All jokes aside, this general concept doesn’t seem too far away, considering the existence of smart home technologies like Nest, a thermostat that learns what temperatures you like, and self-adjusts when you come and go. Nor does the reading of Tweets in one’s own voice: Cepstral recently created a custom pro bono TTS voice for a blind teenager based on audio recordings he did in his bedroom, proving you don’t need professional-quality recordings to get a passably decent result. CereProc (SARAH-Prock), a 12-person Edinburgh-based TTS firm that created a voice for the late film critic Roger Ebert after he lost his larynx from oral cancer, plans to launch a personal voice cloning product soon. Then all that needs to happen is that your TTS reader be able to channel the other peoples’ voices.

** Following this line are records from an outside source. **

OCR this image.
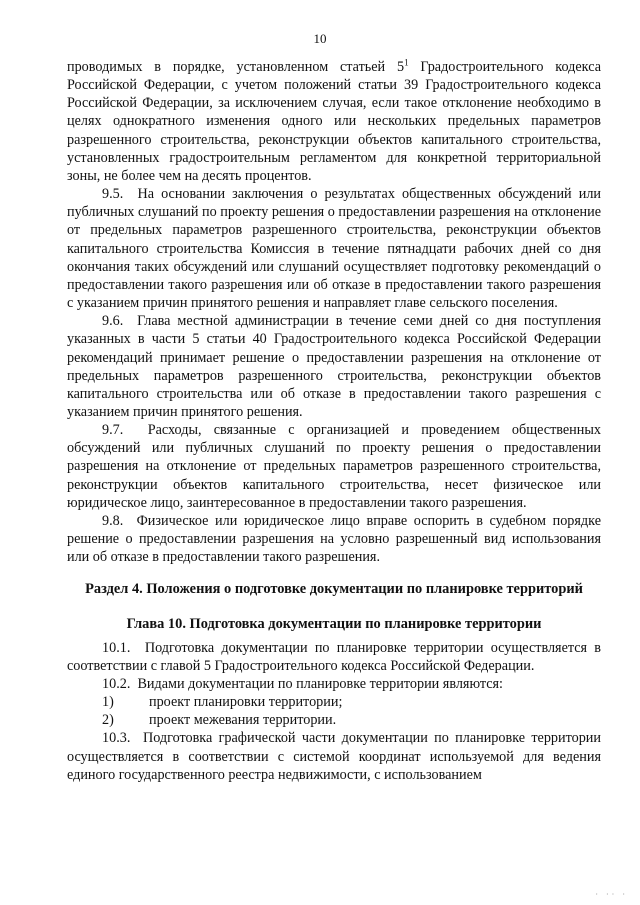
10

проводимых в порядке, установленном статьей $5^1$ Градостроительного кодекса Российской Федерации, с учетом положений статьи 39 Градостроительного кодекса Российской Федерации, за исключением случая, если такое отклонение необходимо в целях однократного изменения одного или нескольких предельных параметров разрешенного строительства, реконструкции объектов капитального строительства, установленных градостроительным регламентом для конкретной территориальной зоны, не более чем на десять процентов.

9.5.  На основании заключения о результатах общественных обсуждений или публичных слушаний по проекту решения о предоставлении разрешения на отклонение от предельных параметров разрешенного строительства, реконструкции объектов капитального строительства Комиссия в течение пятнадцати рабочих дней со дня окончания таких обсуждений или слушаний осуществляет подготовку рекомендаций о предоставлении такого разрешения или об отказе в предоставлении такого разрешения с указанием причин принятого решения и направляет главе сельского поселения.

9.6.  Глава местной администрации в течение семи дней со дня поступления указанных в части 5 статьи 40 Градостроительного кодекса Российской Федерации рекомендаций принимает решение о предоставлении разрешения на отклонение от предельных параметров разрешенного строительства, реконструкции объектов капитального строительства или об отказе в предоставлении такого разрешения с указанием причин принятого решения.

9.7.  Расходы, связанные с организацией и проведением общественных обсуждений или публичных слушаний по проекту решения о предоставлении разрешения на отклонение от предельных параметров разрешенного строительства, реконструкции объектов капитального строительства, несет физическое или юридическое лицо, заинтересованное в предоставлении такого разрешения.

9.8.  Физическое или юридическое лицо вправе оспорить в судебном порядке решение о предоставлении разрешения на условно разрешенный вид использования или об отказе в предоставлении такого разрешения.

Раздел 4. Положения о подготовке документации по планировке территорий
Глава 10. Подготовка документации по планировке территории

10.1.  Подготовка документации по планировке территории осуществляется в соответствии с главой 5 Градостроительного кодекса Российской Федерации.

10.2.  Видами документации по планировке территории являются:

1)	проект планировки территории;
2)	проект межевания территории.

10.3.  Подготовка графической части документации по планировке территории осуществляется в соответствии с системой координат используемой для ведения единого государственного реестра недвижимости, с использованием

· ·· ·
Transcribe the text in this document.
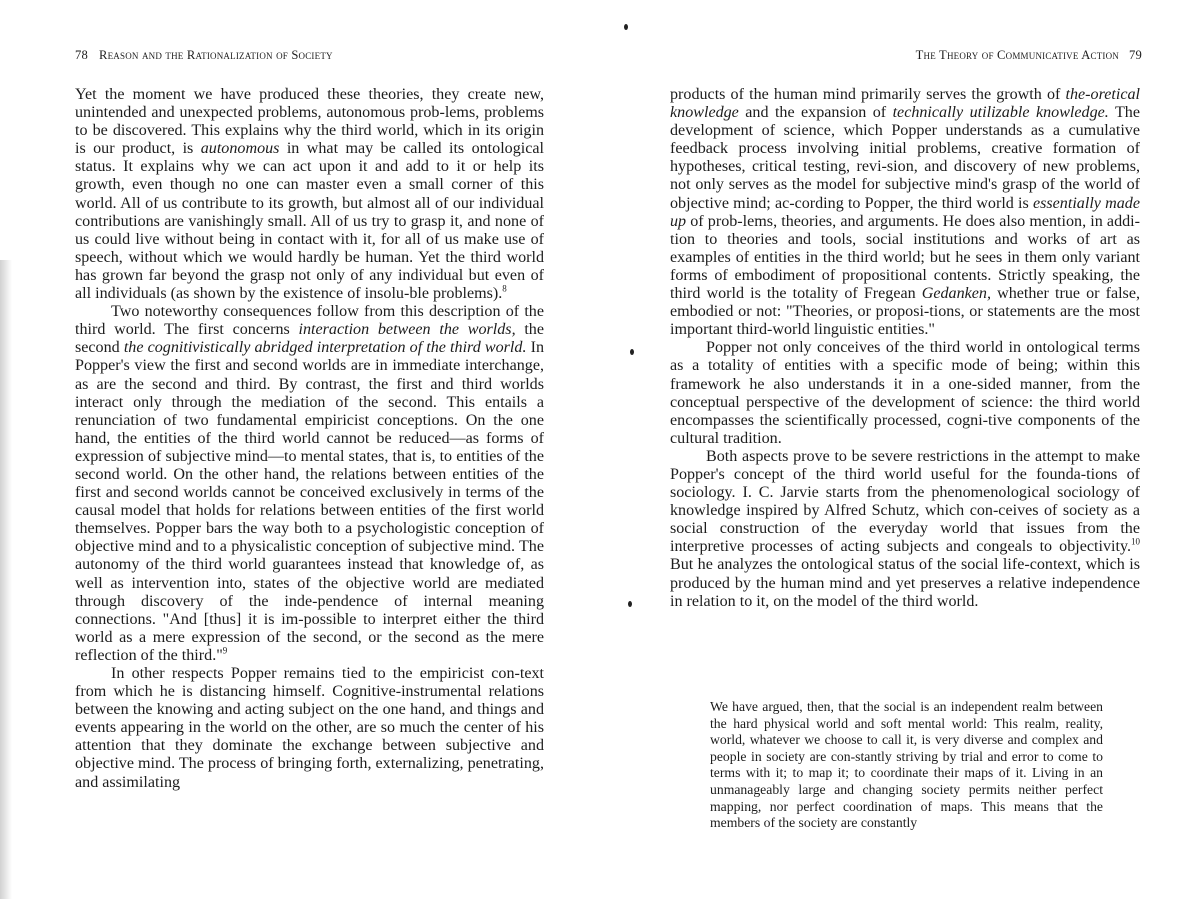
78 Reason and the Rationalization of Society

Yet the moment we have produced these theories, they create new, unintended and unexpected problems, autonomous prob-lems, problems to be discovered. This explains why the third world, which in its origin is our product, is autonomous in what may be called its ontological status. It explains why we can act upon it and add to it or help its growth, even though no one can master even a small corner of this world. All of us contribute to its growth, but almost all of our individual contributions are vanishingly small. All of us try to grasp it, and none of us could live without being in contact with it, for all of us make use of speech, without which we would hardly be human. Yet the third world has grown far beyond the grasp not only of any individual but even of all individuals (as shown by the existence of insolu-ble problems).$^8$

Two noteworthy consequences follow from this description of the third world. The first concerns interaction between the worlds, the second the cognitivistically abridged interpretation of the third world. In Popper's view the first and second worlds are in immediate interchange, as are the second and third. By contrast, the first and third worlds interact only through the mediation of the second. This entails a renunciation of two fundamental empiricist conceptions. On the one hand, the entities of the third world cannot be reduced—as forms of expression of subjective mind—to mental states, that is, to entities of the second world. On the other hand, the relations between entities of the first and second worlds cannot be conceived exclusively in terms of the causal model that holds for relations between entities of the first world themselves. Popper bars the way both to a psychologistic conception of objective mind and to a physicalistic conception of subjective mind. The autonomy of the third world guarantees instead that knowledge of, as well as intervention into, states of the objective world are mediated through discovery of the inde-pendence of internal meaning connections. "And [thus] it is im-possible to interpret either the third world as a mere expression of the second, or the second as the mere reflection of the third."$^9$

In other respects Popper remains tied to the empiricist con-text from which he is distancing himself. Cognitive-instrumental relations between the knowing and acting subject on the one hand, and things and events appearing in the world on the other, are so much the center of his attention that they dominate the exchange between subjective and objective mind. The process of bringing forth, externalizing, penetrating, and assimilating

The Theory of Communicative Action 79

products of the human mind primarily serves the growth of the-oretical knowledge and the expansion of technically utilizable knowledge. The development of science, which Popper understands as a cumulative feedback process involving initial problems, creative formation of hypotheses, critical testing, revi-sion, and discovery of new problems, not only serves as the model for subjective mind's grasp of the world of objective mind; ac-cording to Popper, the third world is essentially made up of prob-lems, theories, and arguments. He does also mention, in addi-tion to theories and tools, social institutions and works of art as examples of entities in the third world; but he sees in them only variant forms of embodiment of propositional contents. Strictly speaking, the third world is the totality of Fregean Gedanken, whether true or false, embodied or not: "Theories, or proposi-tions, or statements are the most important third-world linguistic entities."

Popper not only conceives of the third world in ontological terms as a totality of entities with a specific mode of being; within this framework he also understands it in a one-sided manner, from the conceptual perspective of the development of science: the third world encompasses the scientifically processed, cogni-tive components of the cultural tradition.

Both aspects prove to be severe restrictions in the attempt to make Popper's concept of the third world useful for the founda-tions of sociology. I. C. Jarvie starts from the phenomenological sociology of knowledge inspired by Alfred Schutz, which con-ceives of society as a social construction of the everyday world that issues from the interpretive processes of acting subjects and congeals to objectivity.$^{10}$ But he analyzes the ontological status of the social life-context, which is produced by the human mind and yet preserves a relative independence in relation to it, on the model of the third world.

We have argued, then, that the social is an independent realm between the hard physical world and soft mental world: This realm, reality, world, whatever we choose to call it, is very diverse and complex and people in society are con-stantly striving by trial and error to come to terms with it; to map it; to coordinate their maps of it. Living in an unmanageably large and changing society permits neither perfect mapping, nor perfect coordination of maps. This means that the members of the society are constantly
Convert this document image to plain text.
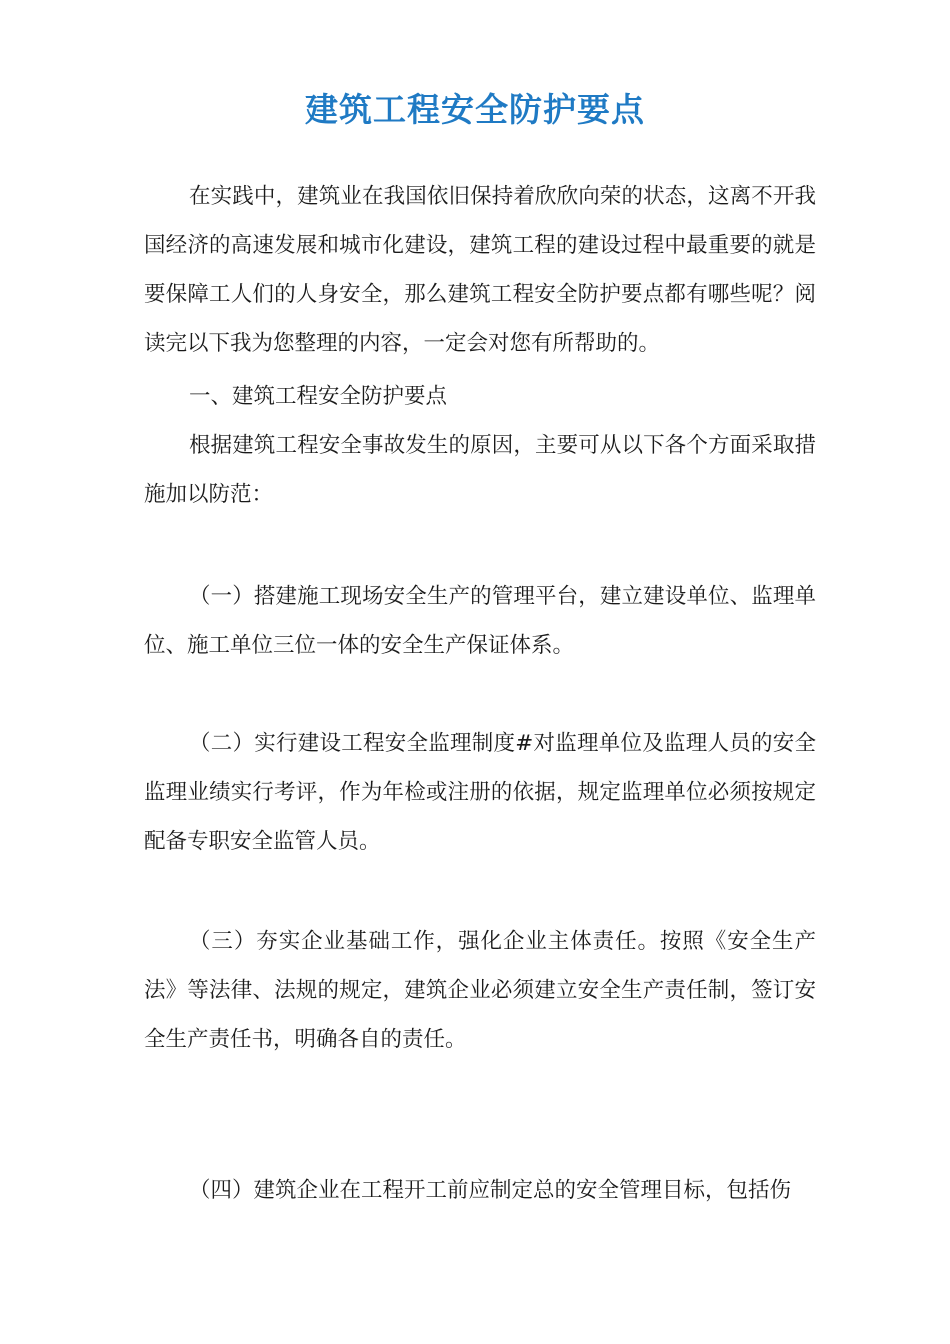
建筑工程安全防护要点

在实践中，建筑业在我国依旧保持着欣欣向荣的状态，这离不开我国经济的高速发展和城市化建设，建筑工程的建设过程中最重要的就是要保障工人们的人身安全，那么建筑工程安全防护要点都有哪些呢？阅读完以下我为您整理的内容，一定会对您有所帮助的。

一、建筑工程安全防护要点

根据建筑工程安全事故发生的原因，主要可从以下各个方面采取措施加以防范：

（一）搭建施工现场安全生产的管理平台，建立建设单位、监理单位、施工单位三位一体的安全生产保证体系。

（二）实行建设工程安全监理制度#对监理单位及监理人员的安全监理业绩实行考评，作为年检或注册的依据，规定监理单位必须按规定配备专职安全监管人员。

（三）夯实企业基础工作，强化企业主体责任。按照《安全生产法》等法律、法规的规定，建筑企业必须建立安全生产责任制，签订安全生产责任书，明确各自的责任。

（四）建筑企业在工程开工前应制定总的安全管理目标，包括伤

it would be nice if voice systems like Siri understood the users’ emotional state and reacted accordingly

But even if vanity voices don’t take off (a lot of people really hate the sound of their own voice, after all,) there still remains the promise of creating better synthetic voices that allow us to have a more fulfilling relationship with technology.

“Siri is incredibly easy to understand, but where we still need to break through a barrier is having Siri convey the emotional and social characteristics that are so important in regular speech,” says Benjamin Munson, a professor of speech, language, and hearing science at the University of Minnesota. At a bare minimum, he says, it would be nice if voice systems like Siri understood the users’ emotional state and reacted accordingly, the way a human attendant may adopt a soothing voice to deal with an enraged customer, for instance. Synthesizing so-called “paralinguistics,” that is, the social cues we communicate through language, is difficult, says Munson, but notes that academic researchers are beginning to study it.

“When I got into this industry, most of the speech synthesis market was for [automated voice mail systems], and the idea of producing a voice that could really communicate a sense of emotion and identity wasn’t important,” says Matthew Aylett, Chief Scientific Officer at CereProc. “After all, you don’t want the bank to read your balance in a sad voice if you’ve not got much money.”

But now that synthetic voices are reading blog posts and even entire Kindle books, carrying on conversations about scheduling, and telling you how to get to grandma’s house, it’s time, says Aylett, to shift out of neutral.

“R2D2 from Star Wars was always my favorite robot,” says Aylett. “He still sounded like a robot, but had great character, emotion, and sarcasm. We try to produce voices with a sense of character.”

Still stuck on the talking roach spray chair, chatting cars, and the idea of having my Twitter feed read to me in a chorus of friends’ voices, I asked Wayment from Cepstral, how important increased artificial intelligence would be for future TTS applications. He told me “very,” but then said: “but not in the way you might think.”

Recently, said Wayment, he spoke with a visually impaired customer who said: Do you know how hard it is to use a microwave? When they’re all different and have different displays? Which led Wayment to imagine a world full of talking microwaves. He paused, then said seriously: “I think the day is coming where even little devices are speaking, but we run the risk of just filling our lives with noise. It’s not going to be enough to have devices talking, they’re going to have to tell us things we need and want to know. They’ll have to have insight.”

And if they don’t, I see a new business opportunity: the synthesis of silence.